KBTBD6 CRISPR/Cas9 KOプラスミド(h)は、human細胞株におけるKBTBD6遺伝子の標的破壊を目的として設計されたプラスミドのプールである。各プラスミドは、KBTBD6内の異なる部位を標的とする固有のシングルガイドRNA(sgRNA)と、Streptococcus pyogenes由来のCas9ヌクレアーゼを共発現します。また、これらのプラスミドはGFPをコードしており、蛍光顕微鏡やフローサイトメトリーを用いて、トランスフェクションに成功した細胞を蛍光で識別・濃縮することが可能です。

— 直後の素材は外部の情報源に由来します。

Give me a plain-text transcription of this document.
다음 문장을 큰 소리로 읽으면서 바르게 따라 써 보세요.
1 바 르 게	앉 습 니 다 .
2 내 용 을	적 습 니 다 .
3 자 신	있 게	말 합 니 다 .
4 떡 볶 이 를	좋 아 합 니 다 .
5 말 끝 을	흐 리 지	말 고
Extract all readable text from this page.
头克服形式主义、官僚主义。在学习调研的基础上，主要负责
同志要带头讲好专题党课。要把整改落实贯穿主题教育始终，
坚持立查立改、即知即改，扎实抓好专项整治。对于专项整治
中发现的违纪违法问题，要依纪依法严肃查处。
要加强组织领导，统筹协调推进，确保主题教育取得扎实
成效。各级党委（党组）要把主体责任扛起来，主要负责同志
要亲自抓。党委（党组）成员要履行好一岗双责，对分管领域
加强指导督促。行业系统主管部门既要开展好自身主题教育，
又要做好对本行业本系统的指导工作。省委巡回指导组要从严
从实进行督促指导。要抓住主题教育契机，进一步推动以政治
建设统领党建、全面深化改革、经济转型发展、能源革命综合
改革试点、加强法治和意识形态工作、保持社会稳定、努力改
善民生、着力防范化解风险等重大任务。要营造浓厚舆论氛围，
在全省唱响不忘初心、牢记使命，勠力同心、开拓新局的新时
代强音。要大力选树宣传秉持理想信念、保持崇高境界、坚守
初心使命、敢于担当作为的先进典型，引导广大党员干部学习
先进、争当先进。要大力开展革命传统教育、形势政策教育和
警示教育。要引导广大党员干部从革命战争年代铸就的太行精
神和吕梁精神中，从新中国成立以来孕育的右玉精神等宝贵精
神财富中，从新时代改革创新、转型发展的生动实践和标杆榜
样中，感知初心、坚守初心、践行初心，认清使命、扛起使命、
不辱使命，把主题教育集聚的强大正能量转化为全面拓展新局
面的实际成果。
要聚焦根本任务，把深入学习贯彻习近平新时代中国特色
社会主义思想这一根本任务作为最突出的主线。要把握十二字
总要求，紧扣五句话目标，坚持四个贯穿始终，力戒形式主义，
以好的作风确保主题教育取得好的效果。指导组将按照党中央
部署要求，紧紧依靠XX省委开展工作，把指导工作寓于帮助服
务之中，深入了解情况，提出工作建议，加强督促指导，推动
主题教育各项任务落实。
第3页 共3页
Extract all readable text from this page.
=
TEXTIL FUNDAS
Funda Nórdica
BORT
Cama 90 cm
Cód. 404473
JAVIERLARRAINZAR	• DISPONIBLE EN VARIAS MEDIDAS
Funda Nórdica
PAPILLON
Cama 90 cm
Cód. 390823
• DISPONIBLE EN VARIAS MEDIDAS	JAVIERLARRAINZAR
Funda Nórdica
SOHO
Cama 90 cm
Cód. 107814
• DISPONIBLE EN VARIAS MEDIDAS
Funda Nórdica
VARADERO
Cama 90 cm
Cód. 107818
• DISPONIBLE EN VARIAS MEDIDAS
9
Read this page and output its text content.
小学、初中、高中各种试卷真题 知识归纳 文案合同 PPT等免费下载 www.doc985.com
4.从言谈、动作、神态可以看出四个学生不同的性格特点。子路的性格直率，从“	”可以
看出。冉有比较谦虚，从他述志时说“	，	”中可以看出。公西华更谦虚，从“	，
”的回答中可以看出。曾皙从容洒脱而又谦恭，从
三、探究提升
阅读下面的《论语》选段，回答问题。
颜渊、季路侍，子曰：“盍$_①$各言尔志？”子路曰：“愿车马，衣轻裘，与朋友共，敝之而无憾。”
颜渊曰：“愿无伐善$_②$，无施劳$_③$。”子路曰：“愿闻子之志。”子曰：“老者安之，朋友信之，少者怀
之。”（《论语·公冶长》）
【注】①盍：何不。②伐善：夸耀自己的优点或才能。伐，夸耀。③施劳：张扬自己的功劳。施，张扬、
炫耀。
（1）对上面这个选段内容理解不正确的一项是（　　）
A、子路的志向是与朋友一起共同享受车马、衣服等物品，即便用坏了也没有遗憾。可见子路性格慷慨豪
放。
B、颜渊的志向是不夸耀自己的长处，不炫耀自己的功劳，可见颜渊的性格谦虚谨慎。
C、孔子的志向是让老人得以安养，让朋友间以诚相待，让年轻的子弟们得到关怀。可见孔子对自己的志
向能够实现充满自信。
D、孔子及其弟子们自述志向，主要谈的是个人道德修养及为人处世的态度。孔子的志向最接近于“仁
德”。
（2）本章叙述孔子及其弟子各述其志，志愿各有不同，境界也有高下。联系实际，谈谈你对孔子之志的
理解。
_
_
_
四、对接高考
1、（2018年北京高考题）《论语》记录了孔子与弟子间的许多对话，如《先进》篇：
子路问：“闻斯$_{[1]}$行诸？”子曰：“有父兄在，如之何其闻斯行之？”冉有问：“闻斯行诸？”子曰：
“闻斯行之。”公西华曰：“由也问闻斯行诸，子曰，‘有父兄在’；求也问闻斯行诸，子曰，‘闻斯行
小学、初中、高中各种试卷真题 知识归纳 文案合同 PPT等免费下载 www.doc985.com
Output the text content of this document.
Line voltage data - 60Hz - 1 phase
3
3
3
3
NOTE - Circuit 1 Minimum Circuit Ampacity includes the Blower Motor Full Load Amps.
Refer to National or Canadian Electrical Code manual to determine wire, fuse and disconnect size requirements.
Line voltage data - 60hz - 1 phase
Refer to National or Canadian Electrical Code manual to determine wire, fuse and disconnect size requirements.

このマルチガイド設計により、Cas9による二本鎖切断の形成後に、KBTBD6のオープンリーディングフレームを破壊する挿入または欠失(インデル)が生じる可能性が高まります。CRISPR/Cas9システムによって導入されたDNA切断は、内因性の非相同末端結合(NHEJ)経路を通じて修復され、その結果、KBTBD6タンパク質の発現を阻害するフレームシフト変異が生じることが頻繁にあります。
このCRISPRノックアウトシステムにより、KBTBD6シグナル伝達、機能ゲノミクス研究、がん生物学研究、およびヒト細胞株における治療反応の評価を目的とした、KBTBD6欠損細胞モデルの効率的な作製が可能となる。
CRISPRs +/- HDR
研究用のみ。診断用または治療用ではありません。